Bu sütunda hep söyleyegeldim, toplumsal dönüşümü iyi öngören ve bu dönüşüme paralel öğretim reformları yapan ülkeler en başarılı ülkeler oluyorlar.
Başarıdan muradım, daha fazla yaratıcılık, daha hızlı büyüme, daha fazla refah.
Ülkemiz Türkiye’nin de bu konuda yapması gerekenler, daha doğrusu benimsemesi, en azından bugünden tartışması şart bir model var.
Türkiye’de eğitim süreçleriyle ilgilenen herkesin kanımca kalkış noktası ilköğretim ve lise aşamalarının kalite sorununun daha senelerce çözülmesinin demografik ve bütçesel nedenlerden adeta olanaksız olduğunun kabulü olmalı.

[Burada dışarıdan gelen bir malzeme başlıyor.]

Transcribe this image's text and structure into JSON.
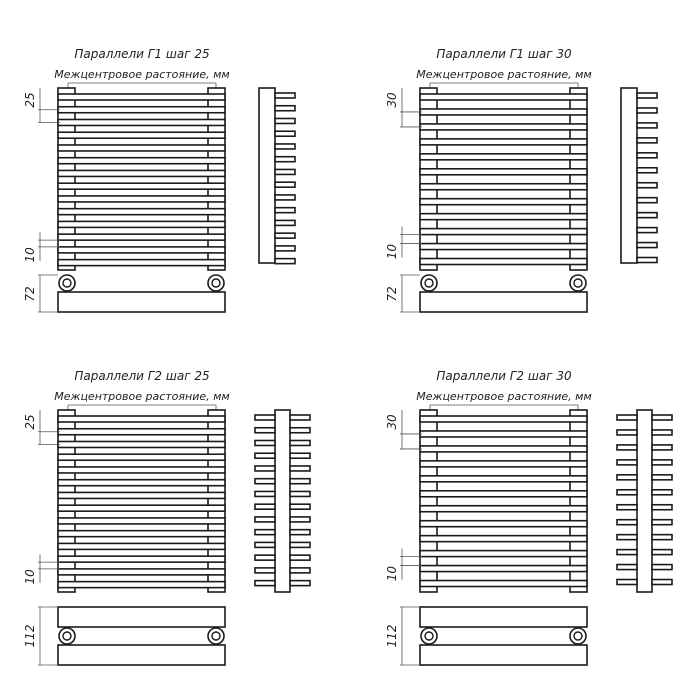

Nitelikli, bırakın nitelikliyi, yeterli bir lise öğretimi varsayımıyla dizayn edilen ulusal öğretim şemalarının duvara toslaması kaçınılmaz.
Bu kabul yani lise çıktısının çok yetersiz olduğu varsayımıyla aşağıda kendi önerimi sunmaya çalışacağım.

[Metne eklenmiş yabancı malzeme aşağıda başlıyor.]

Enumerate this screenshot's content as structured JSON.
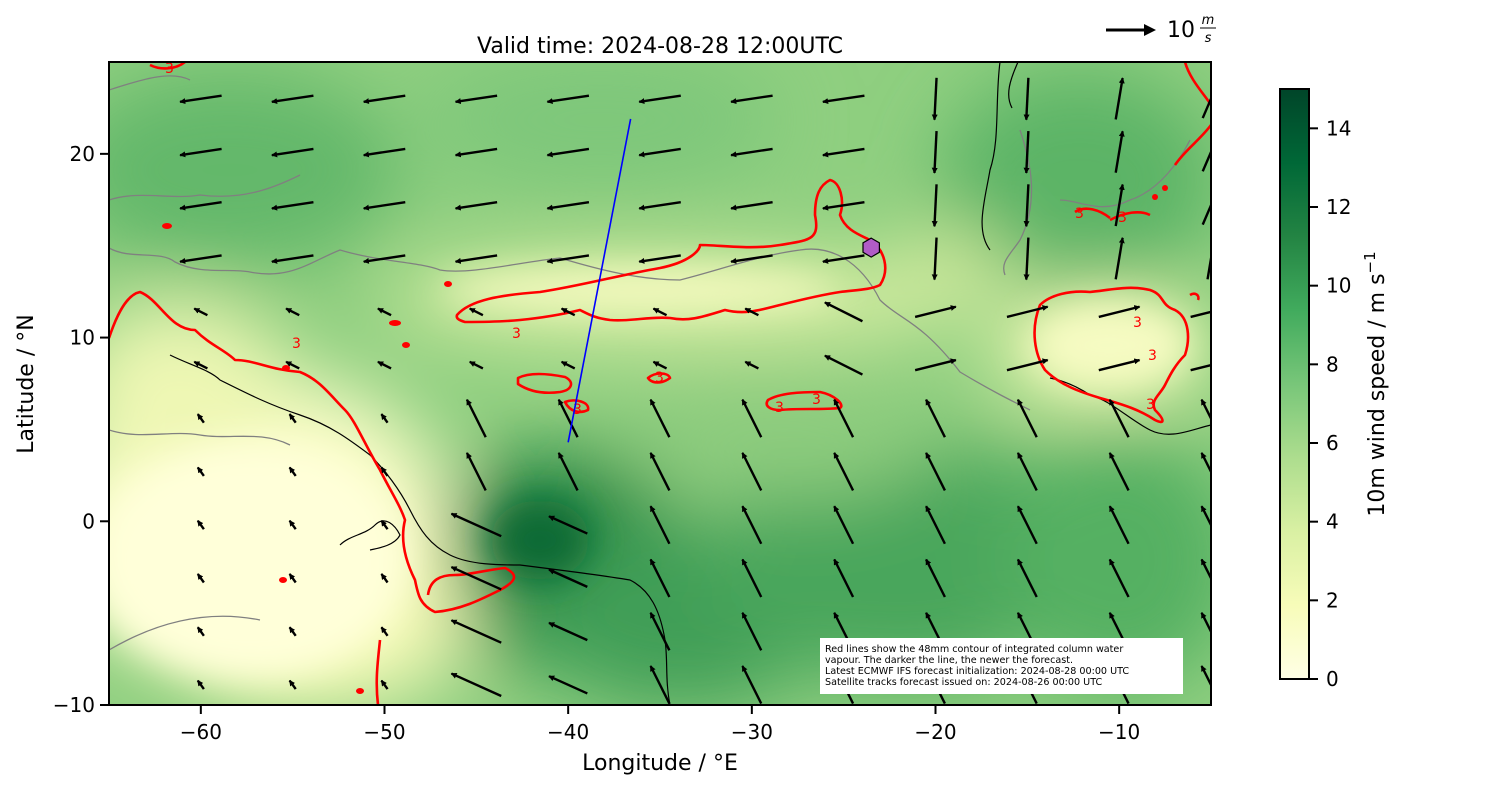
{
  "title": "Valid time: 2024-08-28 12:00UTC",
  "x_axis": {
    "label": "Longitude / °E",
    "ticks": [
      -60,
      -50,
      -40,
      -30,
      -20,
      -10
    ],
    "tick_labels": [
      "−60",
      "−50",
      "−40",
      "−30",
      "−20",
      "−10"
    ],
    "range": [
      -65,
      -5
    ]
  },
  "y_axis": {
    "label": "Latitude / °N",
    "ticks": [
      -10,
      0,
      10,
      20
    ],
    "tick_labels": [
      "−10",
      "0",
      "10",
      "20"
    ],
    "range": [
      -10,
      25
    ]
  },
  "colorbar": {
    "label": "10m wind speed / m s",
    "label_exponent": "−1",
    "range": [
      0,
      15
    ],
    "ticks": [
      0,
      2,
      4,
      6,
      8,
      10,
      12,
      14
    ],
    "tick_labels": [
      "0",
      "2",
      "4",
      "6",
      "8",
      "10",
      "12",
      "14"
    ],
    "colormap": [
      "#ffffe5",
      "#f7fcb9",
      "#d9f0a3",
      "#addd8e",
      "#78c679",
      "#41ab5d",
      "#238443",
      "#006837",
      "#004529"
    ]
  },
  "quiver_key": {
    "label": "10",
    "unit_numerator": "m",
    "unit_denominator": "s",
    "value": 10
  },
  "contour_label": "3",
  "note_lines": [
    "Red lines show the 48mm contour of integrated column water",
    "vapour. The darker the line, the newer the forecast.",
    "Latest ECMWF IFS forecast initialization: 2024-08-28 00:00 UTC",
    "Satellite tracks forecast issued on: 2024-08-26 00:00 UTC"
  ],
  "satellite_track": {
    "start": [
      -40.0,
      4.3
    ],
    "end": [
      -36.6,
      21.9
    ],
    "color": "#0000ff"
  },
  "marker": {
    "lon": -23.5,
    "lat": 14.9,
    "color": "#b05cc7",
    "shape": "hexagon"
  },
  "colors": {
    "contour": "#ff0000",
    "coast": "#000000",
    "land_outline": "#808080",
    "arrows": "#000000"
  }
}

4+4+4 modelini iyileştirmeye çok çalışmayalım, netice almamız pek mümkün değil, bu aşamanın yükünü çok aşağıya çekelim, çocukları gerçekten anlamsız bir müfredatla ezmeyelim, temel bir matematik bilgisi, okuma, yazmayı sevme, sevdirme ve ingilizce ile yetinelim.
Çocuk çok temel ama yetersiz bir bilgi birikimi ile üniversiteye gelecek, çok iddialıyım, bu kaçınılmaz.

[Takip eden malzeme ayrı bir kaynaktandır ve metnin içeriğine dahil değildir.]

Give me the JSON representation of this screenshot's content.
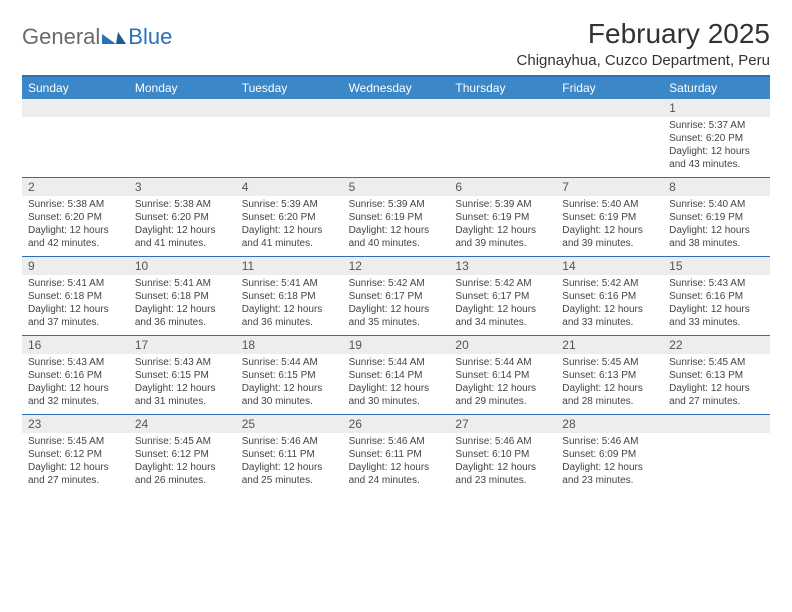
{
  "brand": {
    "general": "General",
    "blue": "Blue"
  },
  "title": "February 2025",
  "location": "Chignayhua, Cuzco Department, Peru",
  "colors": {
    "accent": "#2a71b8",
    "header_bg": "#3b87c8",
    "daynum_bg": "#ededed",
    "text": "#333333",
    "body_text": "#444444"
  },
  "day_headers": [
    "Sunday",
    "Monday",
    "Tuesday",
    "Wednesday",
    "Thursday",
    "Friday",
    "Saturday"
  ],
  "weeks": [
    [
      {
        "n": "",
        "sunrise": "",
        "sunset": "",
        "daylight": ""
      },
      {
        "n": "",
        "sunrise": "",
        "sunset": "",
        "daylight": ""
      },
      {
        "n": "",
        "sunrise": "",
        "sunset": "",
        "daylight": ""
      },
      {
        "n": "",
        "sunrise": "",
        "sunset": "",
        "daylight": ""
      },
      {
        "n": "",
        "sunrise": "",
        "sunset": "",
        "daylight": ""
      },
      {
        "n": "",
        "sunrise": "",
        "sunset": "",
        "daylight": ""
      },
      {
        "n": "1",
        "sunrise": "Sunrise: 5:37 AM",
        "sunset": "Sunset: 6:20 PM",
        "daylight": "Daylight: 12 hours and 43 minutes."
      }
    ],
    [
      {
        "n": "2",
        "sunrise": "Sunrise: 5:38 AM",
        "sunset": "Sunset: 6:20 PM",
        "daylight": "Daylight: 12 hours and 42 minutes."
      },
      {
        "n": "3",
        "sunrise": "Sunrise: 5:38 AM",
        "sunset": "Sunset: 6:20 PM",
        "daylight": "Daylight: 12 hours and 41 minutes."
      },
      {
        "n": "4",
        "sunrise": "Sunrise: 5:39 AM",
        "sunset": "Sunset: 6:20 PM",
        "daylight": "Daylight: 12 hours and 41 minutes."
      },
      {
        "n": "5",
        "sunrise": "Sunrise: 5:39 AM",
        "sunset": "Sunset: 6:19 PM",
        "daylight": "Daylight: 12 hours and 40 minutes."
      },
      {
        "n": "6",
        "sunrise": "Sunrise: 5:39 AM",
        "sunset": "Sunset: 6:19 PM",
        "daylight": "Daylight: 12 hours and 39 minutes."
      },
      {
        "n": "7",
        "sunrise": "Sunrise: 5:40 AM",
        "sunset": "Sunset: 6:19 PM",
        "daylight": "Daylight: 12 hours and 39 minutes."
      },
      {
        "n": "8",
        "sunrise": "Sunrise: 5:40 AM",
        "sunset": "Sunset: 6:19 PM",
        "daylight": "Daylight: 12 hours and 38 minutes."
      }
    ],
    [
      {
        "n": "9",
        "sunrise": "Sunrise: 5:41 AM",
        "sunset": "Sunset: 6:18 PM",
        "daylight": "Daylight: 12 hours and 37 minutes."
      },
      {
        "n": "10",
        "sunrise": "Sunrise: 5:41 AM",
        "sunset": "Sunset: 6:18 PM",
        "daylight": "Daylight: 12 hours and 36 minutes."
      },
      {
        "n": "11",
        "sunrise": "Sunrise: 5:41 AM",
        "sunset": "Sunset: 6:18 PM",
        "daylight": "Daylight: 12 hours and 36 minutes."
      },
      {
        "n": "12",
        "sunrise": "Sunrise: 5:42 AM",
        "sunset": "Sunset: 6:17 PM",
        "daylight": "Daylight: 12 hours and 35 minutes."
      },
      {
        "n": "13",
        "sunrise": "Sunrise: 5:42 AM",
        "sunset": "Sunset: 6:17 PM",
        "daylight": "Daylight: 12 hours and 34 minutes."
      },
      {
        "n": "14",
        "sunrise": "Sunrise: 5:42 AM",
        "sunset": "Sunset: 6:16 PM",
        "daylight": "Daylight: 12 hours and 33 minutes."
      },
      {
        "n": "15",
        "sunrise": "Sunrise: 5:43 AM",
        "sunset": "Sunset: 6:16 PM",
        "daylight": "Daylight: 12 hours and 33 minutes."
      }
    ],
    [
      {
        "n": "16",
        "sunrise": "Sunrise: 5:43 AM",
        "sunset": "Sunset: 6:16 PM",
        "daylight": "Daylight: 12 hours and 32 minutes."
      },
      {
        "n": "17",
        "sunrise": "Sunrise: 5:43 AM",
        "sunset": "Sunset: 6:15 PM",
        "daylight": "Daylight: 12 hours and 31 minutes."
      },
      {
        "n": "18",
        "sunrise": "Sunrise: 5:44 AM",
        "sunset": "Sunset: 6:15 PM",
        "daylight": "Daylight: 12 hours and 30 minutes."
      },
      {
        "n": "19",
        "sunrise": "Sunrise: 5:44 AM",
        "sunset": "Sunset: 6:14 PM",
        "daylight": "Daylight: 12 hours and 30 minutes."
      },
      {
        "n": "20",
        "sunrise": "Sunrise: 5:44 AM",
        "sunset": "Sunset: 6:14 PM",
        "daylight": "Daylight: 12 hours and 29 minutes."
      },
      {
        "n": "21",
        "sunrise": "Sunrise: 5:45 AM",
        "sunset": "Sunset: 6:13 PM",
        "daylight": "Daylight: 12 hours and 28 minutes."
      },
      {
        "n": "22",
        "sunrise": "Sunrise: 5:45 AM",
        "sunset": "Sunset: 6:13 PM",
        "daylight": "Daylight: 12 hours and 27 minutes."
      }
    ],
    [
      {
        "n": "23",
        "sunrise": "Sunrise: 5:45 AM",
        "sunset": "Sunset: 6:12 PM",
        "daylight": "Daylight: 12 hours and 27 minutes."
      },
      {
        "n": "24",
        "sunrise": "Sunrise: 5:45 AM",
        "sunset": "Sunset: 6:12 PM",
        "daylight": "Daylight: 12 hours and 26 minutes."
      },
      {
        "n": "25",
        "sunrise": "Sunrise: 5:46 AM",
        "sunset": "Sunset: 6:11 PM",
        "daylight": "Daylight: 12 hours and 25 minutes."
      },
      {
        "n": "26",
        "sunrise": "Sunrise: 5:46 AM",
        "sunset": "Sunset: 6:11 PM",
        "daylight": "Daylight: 12 hours and 24 minutes."
      },
      {
        "n": "27",
        "sunrise": "Sunrise: 5:46 AM",
        "sunset": "Sunset: 6:10 PM",
        "daylight": "Daylight: 12 hours and 23 minutes."
      },
      {
        "n": "28",
        "sunrise": "Sunrise: 5:46 AM",
        "sunset": "Sunset: 6:09 PM",
        "daylight": "Daylight: 12 hours and 23 minutes."
      },
      {
        "n": "",
        "sunrise": "",
        "sunset": "",
        "daylight": ""
      }
    ]
  ]
}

Türkiye’de yükseköğretime ulaşma oranını yüzde yüze çıkaralım, bu hedefi bugünkü üniversite lisans anlayışı ile gerçekleştirmek de mümkün değil, derslerin en azından yarısını hatta daha fazlasını uzaktan öğretim modeli ile verelim, ingilizce sorununu aşabilir isek, bu işi büyük ABD üniversitelerine dahi kısmen kaydırabiliriz ve çok da iyi olur, bugünkü saçma sapan denklik anlayışını da bir kenara koyalım artık.
Yükleri büyük ölçüde azalacak üniversiteler böylece çok daha fazla öğrenci alabilir, yükseköğretime ulaşma oranı yüzde yüze çekilir, üniversiteler klasik yüz yüze dersleri çok temel bir-iki derse indirir, sınavları da kısmen ÖSYM yapar.
Emin olabilirsiniz, böyle bir sistemin ortalama çıktı kalitesi bugünkünün asla aşağısında olmayacaktır.
Ancak, bu arada yanlış bir eşitlik saplantısını da aşmamız, sayısı çok olmayan, zaten olamaz, çok elitist, gerçekten çok nitelikli bir paralel yükseköğretim sistemini de devreye sokmamız lazım.
Yükseköğretim politikalarında başarılı ülkelerde yükseköğretime ulaşma oranı yüzde yüze doğru evrilmektedir ama bu arada da ortalamanın çok üzerinde nitelikli bir elitist sistemi de sürdürmektedirler.
ABD ve Fransa en iyi örneklerdir, bir Harvard mezununun etkinliği ile ortalama bir ABD üniversitesinin mezunu mukayese bile edilemez; Fransa’da da ortalama bir üniversite ile yüksekokulların (Grandes Ecoles) çıktıları mukayese bile edilemiyor, yükseköğretim herkese açık ama bazı okullara giriş çok ama çok zor.
Önemli olan ABD’de Harvard’a, İngiltere’de Cambridge’e, Fransa’da bir Grande Ecole’e girişte liyakatin belirleyici olması; zaten, aksi takdirde de sistem yürümez, çöker.
Ve, son olarak da, daha fazla, çok daha fazla kamusal kaynağın lisansüstü aşamalara, araştırmalara kaydırılması.
Biz, çoğu konuda olduğu gibi, her şeyin tersini yapıyoruz, lisans aşamalarına büyük kaynak aktarır iken, master ve doktora aşamalarının, kimse alınmasın, dökülmesine göz yumuyoruz.
Lisansüstü öğretim bir kamu malıdır ve çok daha fazla kaynakla desteklenmelidir.
Gençler üniversitelerden nasıl mezun olurlarsa olsunlar, sonuç hayati değil, yeter ki doktoraların düzeyini çok yükseltelim.